Panie Jezu Chryste, nie chcę innego oparcia, ani innej pomyślności, niż w Tobie. Stań między mną, a wszelkim szukaniem szczęścia, które było dla mnie zasadzką i zagrożeniem. W Twojej wyłącznej władzy niech pozostaje: - szukanie doświadczeń religijnych lub psychicznych, także oferowanych pod szyldem ćwiczeń sprawności umysłowej w grupach lub praktykach niechrześcijańskich; - ćwiczeń walki lub jakiejś umiejętności, z którymi wiązało się powtarzanie słów lub formuł nieprawdziwych lub dla mnie niezrozumiałych; - poddanie się tajemniczym lub otwarcie niechrześcijańskim rytom, obrzędom, słowom, gestom o charakterze inicjacyjnym. Wyrzekam się wszelkiego duchowego zaangażowania w religie niechrześcijańskie lub obrzędy o nieznanym pochodzeniu. Jeszcze raz powierzam Tobie Jezu, wszelki czas, w którym nie było Ciebie w moim życiu: - długi czas bez sakramentu pokuty i Komunii Świętej; - zatwardziałość w grzechu pijaństwa, cudzołóstwa, trwanie w małżeństwie niesakramentalnym, poddania się zabiegowi aborcji, namawianie do grzechu aborcji, bezpośrednie lub pośrednie doprowadzenie do aborcji, kradzieży;
Wszystkie tamte dni okryj głębią niezmierzonego Twego Miłosierdzia, aby żadne zło w nich mające początek, nie ciążyło już nigdy nade mną. Ty wyzwalasz od słowa niosącego zgubę. Wyzwól mnie dzisiaj: - od każdego przekleństwa i złorzeczenia wypowiedzianego pod moim adresem; - od słów, przedmiotów i zabiegów magicznych, przez które chciano mnie skrzywdzić; - od skutków jakiegokolwiek kontaktu z sektami lub osobami, które chciały mi zaszkodzić swoją duchową mocą, słowem lub działaniem; - od mojego nierozumnego przyzwolenia na jakąkolwiek z tych szkodliwych relacji lub wpływów. Także Tobie Zbawicielu, oddaję wszystkie słowa przeze mnie wypowiedziane: złe, złośliwe, fałszywe, niepotrzebne, oskarżające, a zwłaszcza słowa przekleństwa i złorzeczenia. Niech w Twoim Boskim Sercu pozostaną na zawsze ukryte, aby zło nie mogło z nich korzystać dla zaszkodzenia komukolwiek.

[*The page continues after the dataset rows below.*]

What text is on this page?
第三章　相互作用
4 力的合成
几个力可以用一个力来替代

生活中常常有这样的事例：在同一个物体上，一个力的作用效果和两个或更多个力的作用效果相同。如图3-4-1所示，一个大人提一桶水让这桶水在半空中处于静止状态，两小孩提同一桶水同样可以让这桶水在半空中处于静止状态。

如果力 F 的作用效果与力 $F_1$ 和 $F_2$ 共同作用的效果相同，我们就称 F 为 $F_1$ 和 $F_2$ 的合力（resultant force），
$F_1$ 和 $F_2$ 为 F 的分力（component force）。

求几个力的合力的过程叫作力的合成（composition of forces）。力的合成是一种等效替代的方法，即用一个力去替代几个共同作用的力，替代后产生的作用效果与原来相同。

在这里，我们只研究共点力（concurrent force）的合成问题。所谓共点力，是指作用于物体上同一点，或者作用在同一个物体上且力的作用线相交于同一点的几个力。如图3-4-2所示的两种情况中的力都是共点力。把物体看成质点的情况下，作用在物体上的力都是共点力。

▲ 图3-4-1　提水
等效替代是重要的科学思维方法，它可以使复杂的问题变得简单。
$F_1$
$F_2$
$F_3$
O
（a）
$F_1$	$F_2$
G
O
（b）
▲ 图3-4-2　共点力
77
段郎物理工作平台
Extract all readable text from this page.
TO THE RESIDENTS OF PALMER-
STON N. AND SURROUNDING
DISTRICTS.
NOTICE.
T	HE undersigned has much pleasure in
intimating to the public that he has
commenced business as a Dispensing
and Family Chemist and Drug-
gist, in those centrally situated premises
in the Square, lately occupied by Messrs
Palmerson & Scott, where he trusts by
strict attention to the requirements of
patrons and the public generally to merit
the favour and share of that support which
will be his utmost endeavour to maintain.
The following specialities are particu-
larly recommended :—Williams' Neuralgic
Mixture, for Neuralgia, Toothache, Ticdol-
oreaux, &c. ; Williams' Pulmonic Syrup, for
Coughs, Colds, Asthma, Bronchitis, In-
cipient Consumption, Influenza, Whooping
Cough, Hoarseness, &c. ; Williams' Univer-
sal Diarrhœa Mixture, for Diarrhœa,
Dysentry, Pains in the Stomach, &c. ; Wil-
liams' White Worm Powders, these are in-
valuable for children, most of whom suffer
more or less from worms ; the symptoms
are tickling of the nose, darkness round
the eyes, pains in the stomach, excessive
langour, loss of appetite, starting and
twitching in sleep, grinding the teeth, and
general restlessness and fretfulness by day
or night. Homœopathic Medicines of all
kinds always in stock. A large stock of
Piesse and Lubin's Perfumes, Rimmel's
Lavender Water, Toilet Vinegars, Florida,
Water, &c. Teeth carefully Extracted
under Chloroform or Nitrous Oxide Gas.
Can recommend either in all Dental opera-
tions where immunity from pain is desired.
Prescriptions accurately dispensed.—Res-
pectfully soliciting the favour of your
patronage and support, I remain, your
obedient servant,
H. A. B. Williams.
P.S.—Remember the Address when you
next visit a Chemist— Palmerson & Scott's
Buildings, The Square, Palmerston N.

Panie Jezu! Ogłaszam wszystkim, którzy mi zaszkodzili lub chcieli zaszkodzić, wraz z Tobą wybaczam ich nieprawość i powierzam ich Twojemu niezgłębionemu Miłosierdziu. Niech mnie nie łączą z nimi żadne więzy, poza więzami Bożej Miłości. Pragnę wolności, pragnę
życia w Duchu Świętym, które jest darem Twoim Pana mojego życia. Ogłaszam wobec nieba i ziemi, wobec stworzeń widzialnych i niewidzialnych, wobec Aniołów i duchów nieczystych, że pragnę z całego serca, aby Jezus Chrystus był Panem całej mojej osoby. Taka jest moja definitywna i ostateczna decyzja! Nikt inny poza Nim niech nie ma do mnie prawa. Przez zbawczą Moc Twojej Krwi Jezu, oczyść mnie z wszystkiego, co sprzeciwia się Twojemu panowaniu. Pragnę być zawsze wolny dzięki Tobie, z Tobą i w Tobie. O Krwi i wodo, któraś wypłynęła z Najświętszego Serca Jezusowego, jako Zdrój Miłosierdzia dla nas, ufamy Tobie. 3x Psalm 91 Pod Twoją Obronę 1 Kto przebywa w pieczy Najwyższego i w cieniu Wszechmocnego mieszka, 2 mówi do Pana: «Ucieczko moja i Twierdzo, mój Boże, któremu ufam». 3 Bo On sam cię wyzwoli z sideł myśliwego i od zgubnego słowa. 4 Okryje cię swymi piórami i schronisz się pod Jego skrzydła: Jego wierność to puklerz i tarcza. 5 W nocy nie ulękniesz się strachu
ani za dnia - lecącej strzały, 6 ani zarazy, co idzie w mroku, ni moru, co niszczy w południe. 7 Choć tysiąc padnie u twego boku, a dziesięć tysięcy po twojej prawicy: ciebie to nie spotka. 8 Ty ujrzysz na własne oczy: będziesz widział odpłatę daną grzesznikom. 9 Albowiem Pan jest twoją ucieczką, jako obrońcę wziąłeś sobie Najwyższego. 10 Niedola nie przystąpi do ciebie, a cios nie spotka twojego namiotu, 11 bo swoim aniołom dał rozkaz o tobie, aby cię strzegli na wszystkich twych drogach. 12 Na rękach będą cię nosili, abyś nie uraził swej stopy o kamień. 13 Będziesz stąpał po wężach i żmijach, a lwa i smoka będziesz mógł podeptać. 14 Ja go wybawię, bo przylgnął do Mnie; osłonię go, bo uznał moje imię. 15 Będzie Mnie wzywał, a Ja go wysłucham i będę z nim w utrapieniu, wyzwolę go i sławą obdarzę. 16 Nasycę go długim życiem i ukażę mu moje zbawienie.